Among the weird facts about the FCPA is who can decide to launch a criminal investigation or bring an enforcement action, and which government lawyers along the way will do the heavy lifting.
A DOJ policy published in 2013 reserves all decisions about bringing FCPA cases to the Criminal Division — that is, the top brass at Main Justice (DOJ HQ) in DC. The restriction applies not only to FCPA prosecutions but even to FCPA-related investigations.
Title 9 of the Justice Manual (formerly known as the United States Attorneys’ Manual) at Section 9-47.110 says:
No investigation or prosecution of cases involving alleged violations of the antibribery provisions of the Foreign Corrupt Practices Act (FCPA) of 1977 (15 U.S.C. §§ 78dd-1, 78dd-2, and 78dd-3) or of related violations of the FCPA’s record keeping provisions (15 U.S.C. § 78m(b)) shall be instituted without the express authorization of the Criminal Division.
That means there isn’t a U.S. Attorney in the country who, on his or her own, can launch an investigation of possible FCPA offenses or bring an FCPA prosecution.
What happens if one of those U.S. Attorneys somehow learns about potential FCPA offenses?
“Any information relating to a possible violation of the FCPA should be brought immediately to the attention of the Fraud Section of the Criminal Division,” the Justice Manual says.
That’s the drill even when evidence of potential FCPA offenses is uncovered “during the course of an apparently unrelated investigation.”
If the DOJ’s Fraud Section at Main Justice decides to investigate an FCPA case, any prosecution that might follow must be handled by Trial Attorneys from the Fraud Section, the Justice Manual says.
Involving other lawyers, including U.S. Attorneys, requires a further nod from the Assistant Attorney General for the Criminal Division.
(The AAG — appointed by the President of the United States with the advice and consent of the Senate — sits atop the Criminal Division and above the Fraud Section, among others.)
According to the Justice Manual, all FCPA investigations and prosecutions require “close coordination” with the SEC and other interested federal agencies.
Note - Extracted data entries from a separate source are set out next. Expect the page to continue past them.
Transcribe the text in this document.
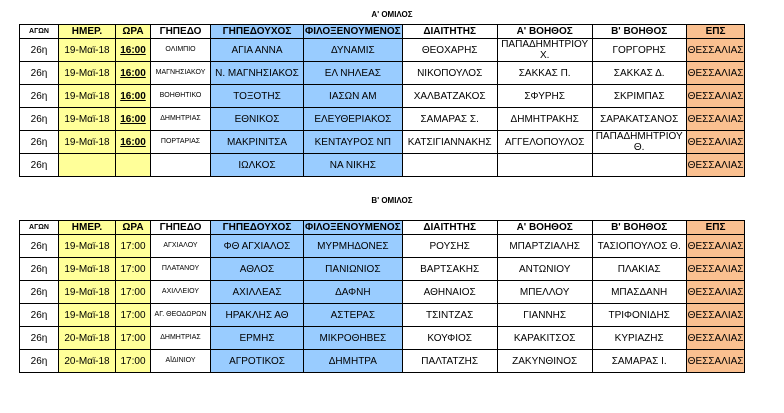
Α' ΟΜΙΛΟΣ
ΑΓΩΝ	ΗΜΕΡ.	ΩΡΑ	ΓΗΠΕΔΟ	ΓΗΠΕΔΟΥΧΟΣ	ΦΙΛΟΞΕΝΟΥΜΕΝΟΣ	ΔΙΑΙΤΗΤΗΣ	Α' ΒΟΗΘΟΣ	Β' ΒΟΗΘΟΣ	ΕΠΣ
26η	19-Μαϊ-18	16:00	ΟΛΙΜΠΙΟ	ΑΓΙΑ ΑΝΝΑ	ΔΥΝΑΜΙΣ	ΘΕΟΧΑΡΗΣ	ΠΑΠΑΔΗΜΗΤΡΙΟΥ Χ.	ΓΟΡΓΟΡΗΣ	ΘΕΣΣΑΛΙΑΣ
26η	19-Μαϊ-18	16:00	ΜΑΓΝΗΣΙΑΚΟΥ	Ν. ΜΑΓΝΗΣΙΑΚΟΣ	ΕΛ ΝΗΛΕΑΣ	ΝΙΚΟΠΟΥΛΟΣ	ΣΑΚΚΑΣ Π.	ΣΑΚΚΑΣ Δ.	ΘΕΣΣΑΛΙΑΣ
26η	19-Μαϊ-18	16:00	ΒΟΗΘΗΤΙΚΟ	ΤΟΞΟΤΗΣ	ΙΑΣΩΝ ΑΜ	ΧΑΛΒΑΤΖΑΚΟΣ	ΣΦΥΡΗΣ	ΣΚΡΙΜΠΑΣ	ΘΕΣΣΑΛΙΑΣ
26η	19-Μαϊ-18	16:00	ΔΗΜΗΤΡΙΑΣ	ΕΘΝΙΚΟΣ	ΕΛΕΥΘΕΡΙΑΚΟΣ	ΣΑΜΑΡΑΣ Σ.	ΔΗΜΗΤΡΑΚΗΣ	ΣΑΡΑΚΑΤΣΑΝΟΣ	ΘΕΣΣΑΛΙΑΣ
26η	19-Μαϊ-18	16:00	ΠΟΡΤΑΡΙΑΣ	ΜΑΚΡΙΝΙΤΣΑ	ΚΕΝΤΑΥΡΟΣ ΝΠ	ΚΑΤΣΙΓΙΑΝΝΑΚΗΣ	ΑΓΓΕΛΟΠΟΥΛΟΣ	ΠΑΠΑΔΗΜΗΤΡΙΟΥ Θ.	ΘΕΣΣΑΛΙΑΣ
26η				ΙΩΛΚΟΣ	ΝΑ ΝΙΚΗΣ				ΘΕΣΣΑΛΙΑΣ
Β' ΟΜΙΛΟΣ
ΑΓΩΝ	ΗΜΕΡ.	ΩΡΑ	ΓΗΠΕΔΟ	ΓΗΠΕΔΟΥΧΟΣ	ΦΙΛΟΞΕΝΟΥΜΕΝΟΣ	ΔΙΑΙΤΗΤΗΣ	Α' ΒΟΗΘΟΣ	Β' ΒΟΗΘΟΣ	ΕΠΣ
26η	19-Μαϊ-18	17:00	ΑΓΧΙΑΛΟΥ	ΦΘ ΑΓΧΙΑΛΟΣ	ΜΥΡΜΗΔΟΝΕΣ	ΡΟΥΣΗΣ	ΜΠΑΡΤΖΙΑΛΗΣ	ΤΑΣΙΟΠΟΥΛΟΣ Θ.	ΘΕΣΣΑΛΙΑΣ
26η	19-Μαϊ-18	17:00	ΠΛΑΤΑΝΟΥ	ΑΘΛΟΣ	ΠΑΝΙΩΝΙΟΣ	ΒΑΡΤΣΑΚΗΣ	ΑΝΤΩΝΙΟΥ	ΠΛΑΚΙΑΣ	ΘΕΣΣΑΛΙΑΣ
26η	19-Μαϊ-18	17:00	ΑΧΙΛΛΕΙΟΥ	ΑΧΙΛΛΕΑΣ	ΔΑΦΝΗ	ΑΘΗΝΑΙΟΣ	ΜΠΕΛΛΟΥ	ΜΠΑΣΔΑΝΗ	ΘΕΣΣΑΛΙΑΣ
26η	19-Μαϊ-18	17:00	ΑΓ. ΘΕΟΔΩΡΩΝ	ΗΡΑΚΛΗΣ ΑΘ	ΑΣΤΕΡΑΣ	ΤΣΙΝΤΖΑΣ	ΓΙΑΝΝΗΣ	ΤΡΙΦΟΝΙΔΗΣ	ΘΕΣΣΑΛΙΑΣ
26η	20-Μαϊ-18	17:00	ΔΗΜΗΤΡΙΑΣ	ΕΡΜΗΣ	ΜΙΚΡΟΘΗΒΕΣ	ΚΟΥΦΙΟΣ	ΚΑΡΑΚΙΤΣΟΣ	ΚΥΡΙΑΖΗΣ	ΘΕΣΣΑΛΙΑΣ
26η	20-Μαϊ-18	17:00	ΑΪΔΙΝΙΟΥ	ΑΓΡΟΤΙΚΟΣ	ΔΗΜΗΤΡΑ	ΠΑΛΤΑΤΖΗΣ	ΖΑΚΥΝΘΙΝΟΣ	ΣΑΜΑΡΑΣ Ι.	ΘΕΣΣΑΛΙΑΣ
The SEC brings civil FCPA enforcement actions and leaves criminal enforcement to the DOJ.
So is the FCPA just a power grab by Main Justice, a clever piece of DC stage management?
Not according to the DOJ.
The Justice Manual says the investigation and prosecution “of particular allegations of violations of the FCPA will raise complex enforcement problems abroad as well as difficult issues of jurisdiction and statutory construction.”
Investigations may involve interviewing witnesses in foreign countries concerning their activities with high-level foreign government officials, the Justice Manual says.
“In addition, relevant accounts maintained in United States banks and subject to subpoena may be directly or beneficially owned by senior foreign government officials.”
In other words, FCPA investigations and enforcement actions can step on a lot of diplomatic toes and make a hash out of U.S. foreign policy.
“For these reasons,” the Justice Manual says, “the need for centralized supervision of investigations and prosecutions under the FCPA is compelling.”